Читаем Бахтале-зурале! Цыгане, которых мы не знаем полностью

У брата барона своя котельная. В ней живет «работник», он русский, бесприютный, без паспорта даже. Выполняет всю черновую работу: колет дрова, топит котельную, ровняет дорогу. Бывший алкаш. Цыгане его держат не то как собаку, не то как слугу — за хавчик и кров.

Такое бывает, когда русские бомжи от некуда податься приходят в табор. Их там используют, пока они держатся, а пить начинают — гонят их в шею, не церемонятся. Всякие судьбы. В Горино жил даже один инженер-мостостроитель из города Дубно, жена его бросила, с работы сняли, жизнь поломалась, квартиру потерял…

— А куда он делся?

— Пришел к нам из леса — и ушел тоже в лес.

А это Лина. Сажает смородину. У нее огород! В огороде лук, петрушка, картошка. У Лины — цветник! Я впервые вижу, чтобы цыганка этим занималась! Для меня это шок — как если бы, к примеру, в лесу на елке бананы выросли!

Цветник фигурно выложен кирпичиками. Вишня цветущая. Розовый куст.

— Га-га-га! — это гуси!

А есть еще куры, индюки, утки.

Молодец Лина! Одна она такая!

Лина говорит: «У меня мама хозяйство любила, я в маму пошла. Внучатам интересно — они яички со мной собирают. Когда Симпетри, когда Рождество, зарежу себе кур, индюка, гусей, покупать не надо, все-таки свое».

Но я не к ней, не к барону, не к Мурше. Я — к Руслану, который Гога. Он из Коляново все-таки уехал, теперь будет в Горино. Построил себе дом — рядом с «царским».

Признаться, я не думал, что Гога переедет. Слишком он особый. В таборе ему менее комфортно, чем одному. Ничто так не достает, как чужая глупость.
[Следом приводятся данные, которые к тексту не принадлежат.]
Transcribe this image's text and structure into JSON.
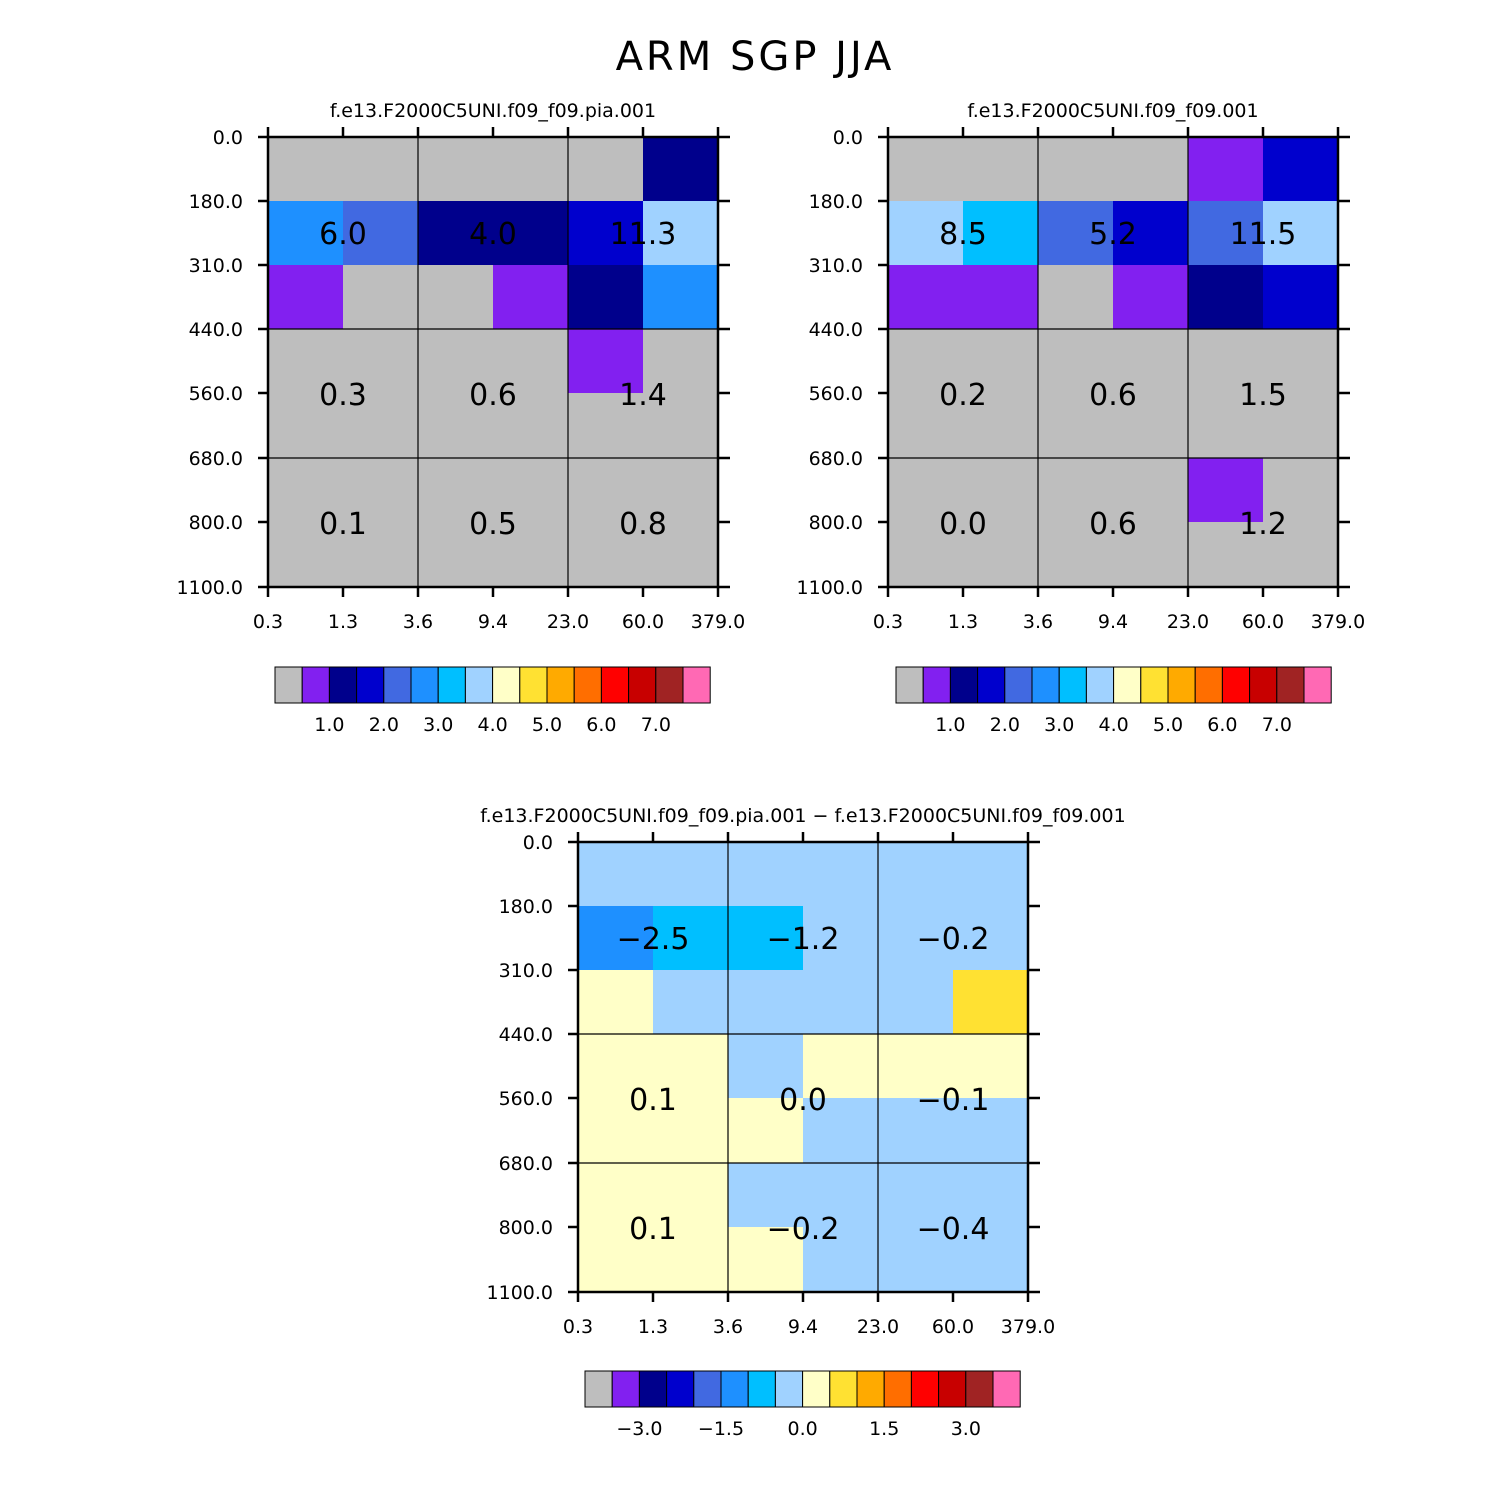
{
  "title": "ARM  SGP  JJA",
  "palette": [
    "#BEBEBE",
    "#8220F0",
    "#00008C",
    "#0000CD",
    "#4169E1",
    "#1E90FF",
    "#00BFFF",
    "#A0D2FF",
    "#FFFFC8",
    "#FFE132",
    "#FFAA00",
    "#FF6E00",
    "#FF0000",
    "#C80000",
    "#A02323",
    "#FF69B4"
  ],
  "chart_data": [
    {
      "type": "heatmap",
      "title": "f.e13.F2000C5UNI.f09_f09.pia.001",
      "xticklabels": [
        "0.3",
        "1.3",
        "3.6",
        "9.4",
        "23.0",
        "60.0",
        "379.0"
      ],
      "yticklabels": [
        "0.0",
        "180.0",
        "310.0",
        "440.0",
        "560.0",
        "680.0",
        "800.0",
        "1100.0"
      ],
      "cells": [
        [
          0,
          0,
          0,
          0,
          0,
          2
        ],
        [
          5,
          4,
          2,
          2,
          3,
          7
        ],
        [
          1,
          0,
          0,
          1,
          2,
          5
        ],
        [
          0,
          0,
          0,
          0,
          1,
          0
        ],
        [
          0,
          0,
          0,
          0,
          0,
          0
        ],
        [
          0,
          0,
          0,
          0,
          0,
          0
        ],
        [
          0,
          0,
          0,
          0,
          0,
          0
        ]
      ],
      "box_values": [
        [
          "6.0",
          "4.0",
          "11.3"
        ],
        [
          "0.3",
          "0.6",
          "1.4"
        ],
        [
          "0.1",
          "0.5",
          "0.8"
        ]
      ],
      "colorbar_labels": [
        "1.0",
        "2.0",
        "3.0",
        "4.0",
        "5.0",
        "6.0",
        "7.0"
      ]
    },
    {
      "type": "heatmap",
      "title": "f.e13.F2000C5UNI.f09_f09.001",
      "xticklabels": [
        "0.3",
        "1.3",
        "3.6",
        "9.4",
        "23.0",
        "60.0",
        "379.0"
      ],
      "yticklabels": [
        "0.0",
        "180.0",
        "310.0",
        "440.0",
        "560.0",
        "680.0",
        "800.0",
        "1100.0"
      ],
      "cells": [
        [
          0,
          0,
          0,
          0,
          1,
          3
        ],
        [
          7,
          6,
          4,
          3,
          4,
          7
        ],
        [
          1,
          1,
          0,
          1,
          2,
          3
        ],
        [
          0,
          0,
          0,
          0,
          0,
          0
        ],
        [
          0,
          0,
          0,
          0,
          0,
          0
        ],
        [
          0,
          0,
          0,
          0,
          1,
          0
        ],
        [
          0,
          0,
          0,
          0,
          0,
          0
        ]
      ],
      "box_values": [
        [
          "8.5",
          "5.2",
          "11.5"
        ],
        [
          "0.2",
          "0.6",
          "1.5"
        ],
        [
          "0.0",
          "0.6",
          "1.2"
        ]
      ],
      "colorbar_labels": [
        "1.0",
        "2.0",
        "3.0",
        "4.0",
        "5.0",
        "6.0",
        "7.0"
      ]
    },
    {
      "type": "heatmap",
      "title": "f.e13.F2000C5UNI.f09_f09.pia.001  −  f.e13.F2000C5UNI.f09_f09.001",
      "xticklabels": [
        "0.3",
        "1.3",
        "3.6",
        "9.4",
        "23.0",
        "60.0",
        "379.0"
      ],
      "yticklabels": [
        "0.0",
        "180.0",
        "310.0",
        "440.0",
        "560.0",
        "680.0",
        "800.0",
        "1100.0"
      ],
      "cells": [
        [
          7,
          7,
          7,
          7,
          7,
          7
        ],
        [
          5,
          6,
          6,
          7,
          7,
          7
        ],
        [
          8,
          7,
          7,
          7,
          7,
          9
        ],
        [
          8,
          8,
          7,
          8,
          8,
          8
        ],
        [
          8,
          8,
          8,
          7,
          7,
          7
        ],
        [
          8,
          8,
          7,
          7,
          7,
          7
        ],
        [
          8,
          8,
          8,
          7,
          7,
          7
        ]
      ],
      "box_values": [
        [
          "−2.5",
          "−1.2",
          "−0.2"
        ],
        [
          "0.1",
          "0.0",
          "−0.1"
        ],
        [
          "0.1",
          "−0.2",
          "−0.4"
        ]
      ],
      "colorbar_labels": [
        "−3.0",
        "−1.5",
        "0.0",
        "1.5",
        "3.0"
      ]
    }
  ]
}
Жил бы в Коляново! Но семья потянула.

— Я бы остался, да все мне говорили: «Что мы тут одни? Нам тут скучно, не живется». Я бы мог настоять, — Гога делает жест, как кулаком по столу, — но зачем же я буду для своей семьи деспот?

У Гоги умные и грустные глаза.

— Ну как тебе здесь?

— В Коляново было лучше: там к городу ближе, удобнее было. А здесь на отшибе. Школа тут хуже — учат не очень. В коляновской было лучше. Я ходил на собрания, все видел, все знал, там скрупулезно относились к делу, а здесь по-другому: цыганский класс — значит, можно как бы и не учить, а ведь это неправильно. У нас ведь как: если в школе не научат — кто их научит? Мать — неграмотная, отец бизнес делает. Мой внук в Коляново хорошо учился, а здесь стал плохо. Двойки приносит, дерется, не учит. Надо как-то приучать. Кому из детей нравится учиться? Я его пытаюсь вразумить, говорю с ним: «Слушай, вон этот, знаешь? Живет, как в сарае, бедный-несчастный, дети бедные, грязные, машина старая; это потому что он плохо учился! А тот — смотри, какой дом у него: высокий, красивый; у него джип, тебе джип его нравится; он богатый, его все уважают — ты хочешь жить, как он? Он учился на одни пятерки! Или ты хочешь, как тот, из сарая, бедный-несчастный?! Если не хочешь, тебе надо в школе хорошо учиться!»

Молодая сноха принесла нам чай и вазу с печеньем.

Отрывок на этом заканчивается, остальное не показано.